After lunch, we had free time to explore the streets and shops of the old medina. Every medina brings new adventures and new sights. I mostly window shopped in an effort to stop buying items on my “want” list. We met up with everyone at Café France around 20h30 that night. I sat on the rooftop and enjoyed an ice cold coca-cola while enjoying the hustle and bustle below.
Our two days in Marrakech weren’t consecutive. So it was our first and our last stop on the trip. I want to include some magical moments from the in-between spots (excluding the Sahara. There’s a whole other post about that.)
We stayed in a place called Gorge de Dadès.
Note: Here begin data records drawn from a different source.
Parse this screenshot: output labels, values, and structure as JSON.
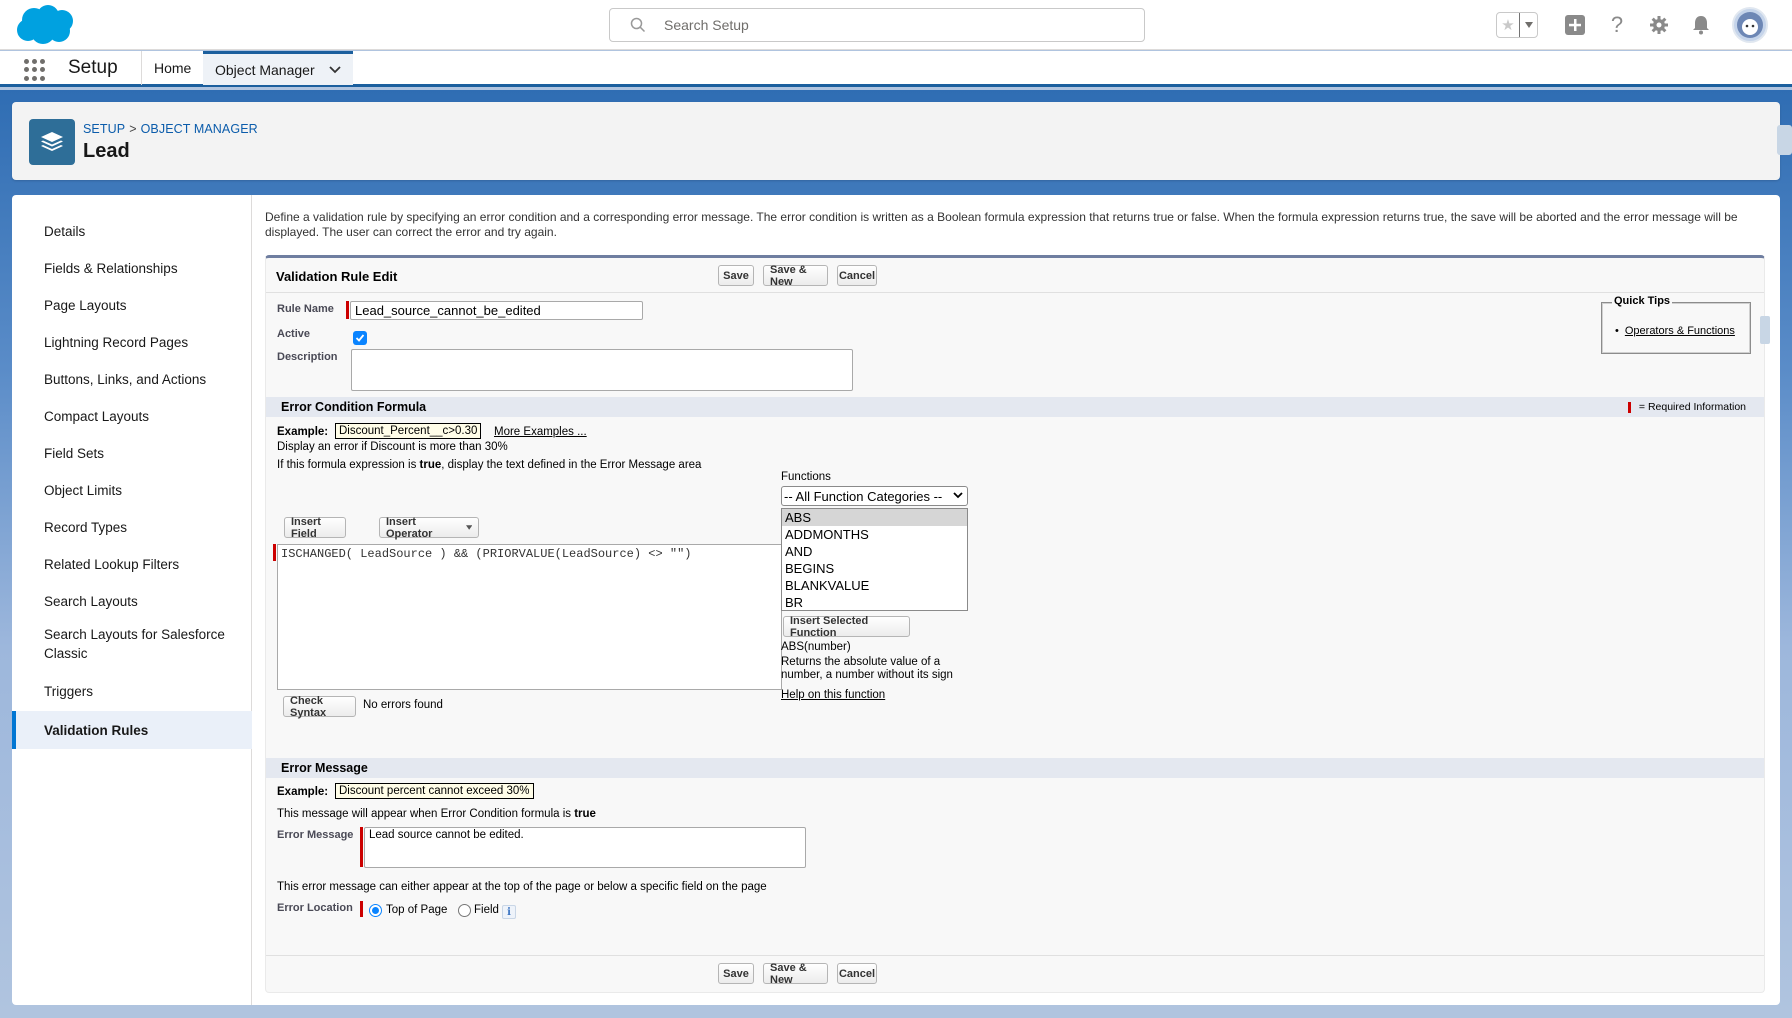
{
  "header": {
    "search_placeholder": "Search Setup",
    "icons": [
      "favorite-star-icon",
      "favorites-dropdown-icon",
      "global-add-icon",
      "help-icon",
      "setup-gear-icon",
      "notifications-bell-icon",
      "user-avatar"
    ]
  },
  "nav": {
    "app_name": "Setup",
    "tabs": [
      {
        "label": "Home",
        "active": false
      },
      {
        "label": "Object Manager",
        "active": true
      }
    ]
  },
  "page_header": {
    "breadcrumb": [
      "SETUP",
      "OBJECT MANAGER"
    ],
    "breadcrumb_sep": ">",
    "title": "Lead"
  },
  "sidebar": {
    "items": [
      {
        "label": "Details"
      },
      {
        "label": "Fields & Relationships"
      },
      {
        "label": "Page Layouts"
      },
      {
        "label": "Lightning Record Pages"
      },
      {
        "label": "Buttons, Links, and Actions"
      },
      {
        "label": "Compact Layouts"
      },
      {
        "label": "Field Sets"
      },
      {
        "label": "Object Limits"
      },
      {
        "label": "Record Types"
      },
      {
        "label": "Related Lookup Filters"
      },
      {
        "label": "Search Layouts"
      },
      {
        "label": "Search Layouts for Salesforce Classic"
      },
      {
        "label": "Triggers"
      },
      {
        "label": "Validation Rules",
        "active": true
      }
    ]
  },
  "intro_text": "Define a validation rule by specifying an error condition and a corresponding error message. The error condition is written as a Boolean formula expression that returns true or false. When the formula expression returns true, the save will be aborted and the error message will be displayed. The user can correct the error and try again.",
  "edit": {
    "title": "Validation Rule Edit",
    "buttons": {
      "save": "Save",
      "save_new": "Save & New",
      "cancel": "Cancel"
    },
    "rule_name_label": "Rule Name",
    "rule_name_value": "Lead_source_cannot_be_edited",
    "active_label": "Active",
    "active_checked": true,
    "description_label": "Description",
    "description_value": "",
    "quick_tips": {
      "title": "Quick Tips",
      "items": [
        "Operators & Functions"
      ]
    }
  },
  "formula_section": {
    "title": "Error Condition Formula",
    "required_legend": "= Required Information",
    "example_label": "Example:",
    "example_value": "Discount_Percent__c>0.30",
    "more_examples": "More Examples ...",
    "example_desc": "Display an error if Discount is more than 30%",
    "hint_pre": "If this formula expression is ",
    "hint_bold": "true",
    "hint_post": ", display the text defined in the Error Message area",
    "insert_field": "Insert Field",
    "insert_operator": "Insert Operator",
    "formula": "ISCHANGED( LeadSource ) && (PRIORVALUE(LeadSource) <> \"\")",
    "check_syntax": "Check Syntax",
    "syntax_result": "No errors found",
    "functions_label": "Functions",
    "function_category": "-- All Function Categories --",
    "function_list": [
      "ABS",
      "ADDMONTHS",
      "AND",
      "BEGINS",
      "BLANKVALUE",
      "BR"
    ],
    "selected_function": "ABS",
    "insert_selected_function": "Insert Selected Function",
    "function_signature": "ABS(number)",
    "function_desc_line1": "Returns the absolute value of a",
    "function_desc_line2": "number, a number without its sign",
    "help_link": "Help on this function"
  },
  "message_section": {
    "title": "Error Message",
    "example_label": "Example:",
    "example_value": "Discount percent cannot exceed 30%",
    "hint_pre": "This message will appear when Error Condition formula is ",
    "hint_bold": "true",
    "error_message_label": "Error Message",
    "error_message_value": "Lead source cannot be edited.",
    "location_hint": "This error message can either appear at the top of the page or below a specific field on the page",
    "location_label": "Error Location",
    "location_options": [
      "Top of Page",
      "Field"
    ],
    "location_selected": "Top of Page"
  },
  "colors": {
    "brand_blue": "#1b5f9e",
    "required_red": "#cc0000",
    "active_nav": "#0176d3",
    "object_icon_bg": "#2e6e98"
  }
}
The hotel wasn’t anything special, but the location was amazing. It was roadside in-between two cliffs with a booming river just on the other side of the road. My bed was right next to the balcony, so I left the door open all night to hear the rushing river while I slept.
After leaving this hotel in the morning, we stopped at Monkey Finger Hills (English translation, of course).
Our next stop was in a town called Ouarzazate, where we hiked through some beautiful gardens. We learned that the entire valley is gardening space shared by several nomad families. The division of the gardens is marked by which ways the rows are tilled. Ouarzazate is also a popular destination for filming. MIA, for example, shot one of her music videos here. So is U2’s music video for Magnificant. It’s an appropriate title for this area of Morocco.
We were actually in the village on Eid, so my friends and I were very thankful to the families that allowed us in their homes and served us the famous, delicious Moroccan Tea. We went inside the home of a half nomad family that was living in the valley. They taught us about their lifestyle and demonstrated how to make the always beautiful Moroccan carpets.
This was also the location where I purchased the scarf that I wore in the desert. It was hand made in-house–possibly even from this woman pictured. It was 80 DHS and worth every cent. I will wear it back in the states and smile with all the memories it holds for me.
My second day in Marrakech started later than I would have liked. I was miserable in bed for most of the morning with the worst cold. That was the peak of my misery… (I’m not dramatic, right? ;p )
We arrived in the medina around 2 to find lunch. There are literally hundreds of places to eat. So many so that they don’t all have names. Instead, they have numbers. You walk past and they all try to get you to eat there. They are really good at getting your attention too. I was called “muscles,” “handsome,” and my favorite “Hey Vinn Diesel! Ready to eat?” After you politely tell them you’ve already had something to eat, they look at your stomach and say “where, it doesn’t look like you eat.” Then they will tell you their restaurant number and say “See you tomorrow then!” HAHA! It was really nice for me to practice my quick response French, though. So, I enjoyed the attention anyway.
One of the many pleasures of medina in Marrakech is the freshly squeezed juices. You can buy freshly squeezed orange juice for 4 DHS–40 cents. Me, I prefer pomplamoose juice (grapefruit). It ended up costing me 10 DHS–1 dollar. I may or may not have bought more than one or three. Maybe… (;
During the day in the big square that I have a picture of up above, there are many, many snake charmers who aren’t shy about putting a snake around you. I caught a glimpse of one King Cobra and STEERED CLEAR OF THE AREA FOR THE REST OF THE DAY. It only takes one mishap and those bad boys will be all over. haha. I’m mostly being facetious. If you like snakes, go for it. More power to you. You will not, however, find me hugging ’em.
Just a quick note. I have been inspired by a friend back home and want to share it with my readers. Always be ferocious in fighting for your dreams and what you believe in. Stand tall for rights and never let anyone tell you can’t stand up for what you believe in.